2.2 A short overview of functional programming
What is functional programming? Wikipedia tells us the following:
In computer science, functional programming is a programming paradigm —a style of building the structure and elements of computer programs— that treats computation as the evaluation of mathematical functions and avoids changing state and mutable data. It is a declarative programming paradigm, which means programming is done with expressions or declarations instead of statements. In functional code, the output value of a function depends only on the arguments that are input to the function, so calling a function f twice with the same value for an argument x will produce the same result f(x) each time. Eliminating side effects, i.e. changes in state that do not depend on the function inputs, can make it much easier to understand and predict the behavior of a program, which is one of the key motivations for the development of functional programming.
That’s the first paragraph of the Wikipedia page and it’s quite heavy already!
So let’s try to decrypt what is said in this paragraph. Functional programming is a programming paradigm. You may have heard of object oriented programming, or imperative programming before. You actually probably program in an imperative way without knowing it. Imperative programming is usually how programming is taught at universities, and most people then keep on programming in this way, especially in applied sciences like applied econometrics. Usually, people that write code in an imperative way tend to write very long scripts that change the state of the program gradually. In the case of a statistician (I will use the word ‘statistician’ to mean any person that works with datasets. Be it an economist, biologist, data scientist, etc.) this usually means loading a dataset, doing whatever has to be done by writing each instruction in a file, then running everything. Sometimes this statistician has to save temporary datasets, and then write other scripts that do a series of computations on these temporary datasets and then not forget to delete said temporary datasets. Functional programming is different, in that you write functions that do one single task and then call these functions successively on your data set. These functions can be used for any other project, can be easily documented and tested (more on this below). Because each function performs a single task and is well documented, it is also easier to understand what the program is supposed to do. Comments in a thousand-lines file are actually not that much useful. The file is so long, that even when commented you simply cannot make any sense of what is going on. It is also easier to automate tasks and navigate through the code. Since one function does one single task, if you’re looking for the line of code that creates variable X
, just look in the function called create_var_X()
, instead of CTRL-F
ing around. 1000 lines long script. You can also be sure that your functions do not do anything else (basically, this is what is meant by “eliminating side effects”) than the single task you gave them. You can trust your functions.

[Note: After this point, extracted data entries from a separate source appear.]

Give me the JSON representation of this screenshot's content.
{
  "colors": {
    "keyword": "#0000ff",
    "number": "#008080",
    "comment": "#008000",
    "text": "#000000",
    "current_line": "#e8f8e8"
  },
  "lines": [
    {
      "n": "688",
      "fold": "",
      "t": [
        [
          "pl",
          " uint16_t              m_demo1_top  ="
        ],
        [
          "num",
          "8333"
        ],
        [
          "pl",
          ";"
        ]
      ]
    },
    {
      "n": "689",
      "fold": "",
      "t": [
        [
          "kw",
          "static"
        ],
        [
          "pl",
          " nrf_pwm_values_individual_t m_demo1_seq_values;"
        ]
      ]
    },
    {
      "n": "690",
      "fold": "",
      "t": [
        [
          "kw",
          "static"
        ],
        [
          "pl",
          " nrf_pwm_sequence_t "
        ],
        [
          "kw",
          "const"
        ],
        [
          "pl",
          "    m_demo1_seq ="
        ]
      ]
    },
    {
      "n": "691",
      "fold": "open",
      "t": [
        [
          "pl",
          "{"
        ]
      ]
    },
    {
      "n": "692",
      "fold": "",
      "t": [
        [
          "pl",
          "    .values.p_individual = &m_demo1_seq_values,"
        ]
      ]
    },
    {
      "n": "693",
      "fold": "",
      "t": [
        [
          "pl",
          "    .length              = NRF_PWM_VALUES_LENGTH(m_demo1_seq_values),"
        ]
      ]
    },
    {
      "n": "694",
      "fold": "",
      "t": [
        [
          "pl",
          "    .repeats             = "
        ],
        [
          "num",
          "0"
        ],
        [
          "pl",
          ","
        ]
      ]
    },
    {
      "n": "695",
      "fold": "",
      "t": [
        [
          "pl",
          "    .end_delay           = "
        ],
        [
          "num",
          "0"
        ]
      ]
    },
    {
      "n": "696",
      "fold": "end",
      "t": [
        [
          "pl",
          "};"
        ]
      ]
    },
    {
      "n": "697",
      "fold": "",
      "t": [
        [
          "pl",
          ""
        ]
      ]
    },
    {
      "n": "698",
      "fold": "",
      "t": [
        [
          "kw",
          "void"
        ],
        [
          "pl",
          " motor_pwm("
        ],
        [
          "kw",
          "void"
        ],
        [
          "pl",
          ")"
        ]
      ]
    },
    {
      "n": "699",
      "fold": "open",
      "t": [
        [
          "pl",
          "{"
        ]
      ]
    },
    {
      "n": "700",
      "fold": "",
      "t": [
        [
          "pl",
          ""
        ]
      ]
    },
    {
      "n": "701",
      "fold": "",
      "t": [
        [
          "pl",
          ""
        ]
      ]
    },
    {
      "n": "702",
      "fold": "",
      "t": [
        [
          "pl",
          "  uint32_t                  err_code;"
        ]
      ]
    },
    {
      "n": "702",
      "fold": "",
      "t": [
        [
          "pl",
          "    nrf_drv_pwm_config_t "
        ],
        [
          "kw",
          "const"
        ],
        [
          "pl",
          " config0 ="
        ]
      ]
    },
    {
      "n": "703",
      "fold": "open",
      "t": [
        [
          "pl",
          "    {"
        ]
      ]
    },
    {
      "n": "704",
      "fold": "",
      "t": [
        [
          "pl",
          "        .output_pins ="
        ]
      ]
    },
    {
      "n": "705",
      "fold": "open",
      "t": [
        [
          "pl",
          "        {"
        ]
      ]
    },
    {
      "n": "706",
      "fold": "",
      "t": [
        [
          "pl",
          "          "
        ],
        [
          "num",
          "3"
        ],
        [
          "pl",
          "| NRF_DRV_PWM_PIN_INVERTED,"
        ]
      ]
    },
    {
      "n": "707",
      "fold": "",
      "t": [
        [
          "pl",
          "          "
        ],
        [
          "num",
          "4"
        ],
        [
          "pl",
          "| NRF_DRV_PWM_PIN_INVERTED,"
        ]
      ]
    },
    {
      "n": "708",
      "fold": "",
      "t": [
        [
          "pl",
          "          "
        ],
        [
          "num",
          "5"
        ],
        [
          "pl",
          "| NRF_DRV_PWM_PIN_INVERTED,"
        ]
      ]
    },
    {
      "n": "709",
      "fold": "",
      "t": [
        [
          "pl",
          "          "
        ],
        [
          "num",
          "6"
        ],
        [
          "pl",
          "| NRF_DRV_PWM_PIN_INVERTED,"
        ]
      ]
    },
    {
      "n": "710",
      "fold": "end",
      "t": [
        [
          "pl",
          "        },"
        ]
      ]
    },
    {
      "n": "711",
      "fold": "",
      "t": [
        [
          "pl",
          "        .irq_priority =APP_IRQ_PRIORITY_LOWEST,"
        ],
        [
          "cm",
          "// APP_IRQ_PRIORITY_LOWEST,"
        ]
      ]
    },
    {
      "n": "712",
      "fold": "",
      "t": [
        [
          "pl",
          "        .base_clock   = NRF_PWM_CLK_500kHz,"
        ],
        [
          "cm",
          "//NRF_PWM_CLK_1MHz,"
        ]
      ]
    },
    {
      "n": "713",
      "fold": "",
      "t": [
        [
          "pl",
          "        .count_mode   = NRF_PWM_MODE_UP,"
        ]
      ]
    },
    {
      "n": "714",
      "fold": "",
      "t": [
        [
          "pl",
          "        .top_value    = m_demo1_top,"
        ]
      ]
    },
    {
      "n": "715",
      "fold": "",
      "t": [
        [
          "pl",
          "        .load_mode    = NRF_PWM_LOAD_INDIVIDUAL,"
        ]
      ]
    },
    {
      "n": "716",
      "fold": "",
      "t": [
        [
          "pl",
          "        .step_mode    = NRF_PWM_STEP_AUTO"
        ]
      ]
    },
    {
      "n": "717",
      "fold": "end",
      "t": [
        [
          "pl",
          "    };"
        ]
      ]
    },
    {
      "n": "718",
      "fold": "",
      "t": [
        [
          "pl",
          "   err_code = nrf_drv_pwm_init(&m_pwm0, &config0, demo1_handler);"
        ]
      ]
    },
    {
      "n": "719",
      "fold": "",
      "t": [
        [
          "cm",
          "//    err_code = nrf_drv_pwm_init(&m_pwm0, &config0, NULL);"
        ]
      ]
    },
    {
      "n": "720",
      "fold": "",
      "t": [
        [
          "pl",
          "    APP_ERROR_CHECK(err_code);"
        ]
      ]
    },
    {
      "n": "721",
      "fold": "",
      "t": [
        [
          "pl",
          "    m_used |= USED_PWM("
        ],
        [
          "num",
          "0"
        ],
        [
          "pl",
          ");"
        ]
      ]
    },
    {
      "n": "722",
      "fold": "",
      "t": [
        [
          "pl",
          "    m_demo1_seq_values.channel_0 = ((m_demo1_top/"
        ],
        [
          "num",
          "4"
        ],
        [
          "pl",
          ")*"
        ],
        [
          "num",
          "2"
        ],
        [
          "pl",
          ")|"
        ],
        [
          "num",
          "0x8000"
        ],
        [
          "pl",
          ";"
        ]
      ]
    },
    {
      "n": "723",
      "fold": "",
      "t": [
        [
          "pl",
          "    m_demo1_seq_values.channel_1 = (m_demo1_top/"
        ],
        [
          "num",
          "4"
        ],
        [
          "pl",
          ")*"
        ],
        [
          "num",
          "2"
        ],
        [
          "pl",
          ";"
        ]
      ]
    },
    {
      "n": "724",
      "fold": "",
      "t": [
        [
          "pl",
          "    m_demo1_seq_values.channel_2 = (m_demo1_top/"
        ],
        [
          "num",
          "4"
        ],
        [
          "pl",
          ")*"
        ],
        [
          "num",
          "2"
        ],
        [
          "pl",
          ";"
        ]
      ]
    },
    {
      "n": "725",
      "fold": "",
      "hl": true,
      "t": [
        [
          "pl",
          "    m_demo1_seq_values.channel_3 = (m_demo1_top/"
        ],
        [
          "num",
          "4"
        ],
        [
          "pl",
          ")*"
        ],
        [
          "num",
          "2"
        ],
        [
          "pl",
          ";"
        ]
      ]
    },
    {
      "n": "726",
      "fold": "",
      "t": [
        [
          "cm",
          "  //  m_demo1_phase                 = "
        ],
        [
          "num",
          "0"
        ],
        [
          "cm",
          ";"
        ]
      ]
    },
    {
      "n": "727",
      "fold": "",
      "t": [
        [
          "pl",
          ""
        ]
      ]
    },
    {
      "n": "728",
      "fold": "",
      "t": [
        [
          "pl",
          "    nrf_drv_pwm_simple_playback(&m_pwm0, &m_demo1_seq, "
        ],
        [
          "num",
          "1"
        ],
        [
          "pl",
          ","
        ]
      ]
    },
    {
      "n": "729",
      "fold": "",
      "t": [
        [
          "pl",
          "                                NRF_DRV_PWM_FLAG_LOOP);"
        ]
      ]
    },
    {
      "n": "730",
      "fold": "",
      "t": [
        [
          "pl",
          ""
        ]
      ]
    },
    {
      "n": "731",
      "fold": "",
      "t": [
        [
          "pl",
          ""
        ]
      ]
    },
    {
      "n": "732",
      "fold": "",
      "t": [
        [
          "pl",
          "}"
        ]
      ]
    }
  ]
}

2.3 A short overview of unit testing
At the end of the last section I wrote that you can trust your functions. Is that true though? Functional programming can make your life easier, but it does not prevent you from introducing bugs in your code. However, what functional programming makes easily possible, is to very easily and effectively test your code thanks to unit testing. You probably already test your code, by hand. You write some loop that is supposed to sum the first 10 integers and then you try it out and check if, indeed, your loop returns 55. Because this is the correct result, you save your work and continue programming something else, and so on. Unit testing is this, but in an automated way. Instead of just trying things out in the interpreter, you write unit tests. You write code that actually checks your functions. You save this unit tests somewhere, and then re-run them whenever you make changes to your code. Even if you don’t change some parts of your code, you re-run every unit test. Because you actually never know what may happen. Maybe changing a single line in one of your functions introduced some unforeseen consequences that breaks functionality some place else. When you change code, and all your unit tests still pass, then you can be confident that your code is correct (actually, don’t be too confident, because maybe you didn’t write enough unit tests to cover every case. But we will see how we can be sure there is enough coverage).
2.4 General recommendations to follow this book
You should follow the examples in this book as closely as possible. I advise you to use exactly the same names as I do, because I will sometimes refer to previous examples and if you use different names, you will then need to go back and waste time to change the names.